Arrest data lets us measure this possibility. For the entire country, 28.9 percent of arrestees were African-American. This number is not very different from the 31.8 percent of police-shooting victims who were African-Americans. If police discrimination were a big factor in the actual killings, we would have expected a larger gap between the arrest rate and the police-killing rate.
The real question is why the black % of total victims of police killings is that low (32%), much lower than the black % of people who commit homicides (52%), for example.
My impression is that suicide-by-cop is much more a white thing than a black thing, so a lot of police killings are of suicidal white guys, which reduces the black share of total victims of cops.

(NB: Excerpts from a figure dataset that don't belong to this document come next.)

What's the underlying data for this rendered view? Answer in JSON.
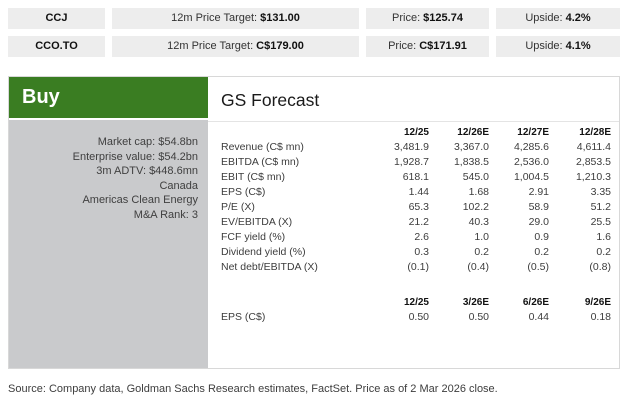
{
  "tickers": [
    {
      "symbol": "CCJ",
      "target_label": "12m Price Target:",
      "target_value": "$131.00",
      "price_label": "Price:",
      "price_value": "$125.74",
      "upside_label": "Upside:",
      "upside_value": "4.2%"
    },
    {
      "symbol": "CCO.TO",
      "target_label": "12m Price Target:",
      "target_value": "C$179.00",
      "price_label": "Price:",
      "price_value": "C$171.91",
      "upside_label": "Upside:",
      "upside_value": "4.1%"
    }
  ],
  "rating": {
    "label": "Buy"
  },
  "company_info": [
    "Market cap: $54.8bn",
    "Enterprise value: $54.2bn",
    "3m ADTV: $448.6mn",
    "Canada",
    "Americas Clean Energy",
    "M&A Rank: 3"
  ],
  "forecast": {
    "title": "GS Forecast",
    "annual": {
      "columns": [
        "12/25",
        "12/26E",
        "12/27E",
        "12/28E"
      ],
      "rows": [
        {
          "label": "Revenue (C$ mn)",
          "values": [
            "3,481.9",
            "3,367.0",
            "4,285.6",
            "4,611.4"
          ]
        },
        {
          "label": "EBITDA (C$ mn)",
          "values": [
            "1,928.7",
            "1,838.5",
            "2,536.0",
            "2,853.5"
          ]
        },
        {
          "label": "EBIT (C$ mn)",
          "values": [
            "618.1",
            "545.0",
            "1,004.5",
            "1,210.3"
          ]
        },
        {
          "label": "EPS (C$)",
          "values": [
            "1.44",
            "1.68",
            "2.91",
            "3.35"
          ]
        },
        {
          "label": "P/E (X)",
          "values": [
            "65.3",
            "102.2",
            "58.9",
            "51.2"
          ]
        },
        {
          "label": "EV/EBITDA (X)",
          "values": [
            "21.2",
            "40.3",
            "29.0",
            "25.5"
          ]
        },
        {
          "label": "FCF yield (%)",
          "values": [
            "2.6",
            "1.0",
            "0.9",
            "1.6"
          ]
        },
        {
          "label": "Dividend yield (%)",
          "values": [
            "0.3",
            "0.2",
            "0.2",
            "0.2"
          ]
        },
        {
          "label": "Net debt/EBITDA (X)",
          "values": [
            "(0.1)",
            "(0.4)",
            "(0.5)",
            "(0.8)"
          ]
        }
      ]
    },
    "quarterly": {
      "columns": [
        "12/25",
        "3/26E",
        "6/26E",
        "9/26E"
      ],
      "rows": [
        {
          "label": "EPS (C$)",
          "values": [
            "0.50",
            "0.50",
            "0.44",
            "0.18"
          ]
        }
      ]
    }
  },
  "source": "Source: Company data, Goldman Sachs Research estimates, FactSet. Price as of 2 Mar 2026 close.",
  "colors": {
    "rating_green": "#3a7d22",
    "panel_gray": "#c9cacc",
    "cell_gray": "#ededed"
  }
}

A couple of months ago right on Ventura Boulevard there was a classic suicide by cop: a 40-something white homeless guy sat down on the sidewalk and fired a gun into the air and into the ground (making no effort to hit any pedestrians) until the LAPD came and killed him. So, this higher white suicide-by-cop propensity is one reason why the black proportion of those being killed by cops isn’t much higher than their arrest rates, when blacks tend on average to behave worse in most hostile situations.
This in turn suggests that removing police racial bias will have little effect on the killing rate. …
If the major problem is then that African-Americans have so many more encounters with police, we must ask why. Of course, with this as well, police prejudice may be playing a role. After all, police officers decide whom to stop or arrest.
But this is too large a problem to pin on individual officers.
First, the police are at least in part guided by suspect descriptions. And the descriptions provided by victims already show a large racial gap: Nearly 30 percent of reported offenders were black. So if the police simply stopped suspects at a rate matching these descriptions, African-Americans would be encountering police at a rate close to both the arrest and the killing rates.
Second, the choice of where to police is mostly not up to individual officers. And police officers tend to be most active in poor neighborhoods, and African-Americans disproportionately live in poverty.
In fact, the deeper you look, the more it appears that the race problem revealed by the statistics reflects a larger problem: the structure of our society, our laws and policies.
The war on drugs illustrates this kind of racial bias. African-Americans are only slightly more likely to use drugs than whites. Yet, they are more than twice as likely to be arrested on drug-related charges. One reason is that drug sellers are being targeted more heavily than users.
We should eliminate police prejudice because it is wrong and because it undermines our democracy. It blights — and all too often destroys — lives.
But there are also structural problems underpinning these killings. We are all responsible for those.
Except for blacks, like Michael Brown. They’re not responsible for anything.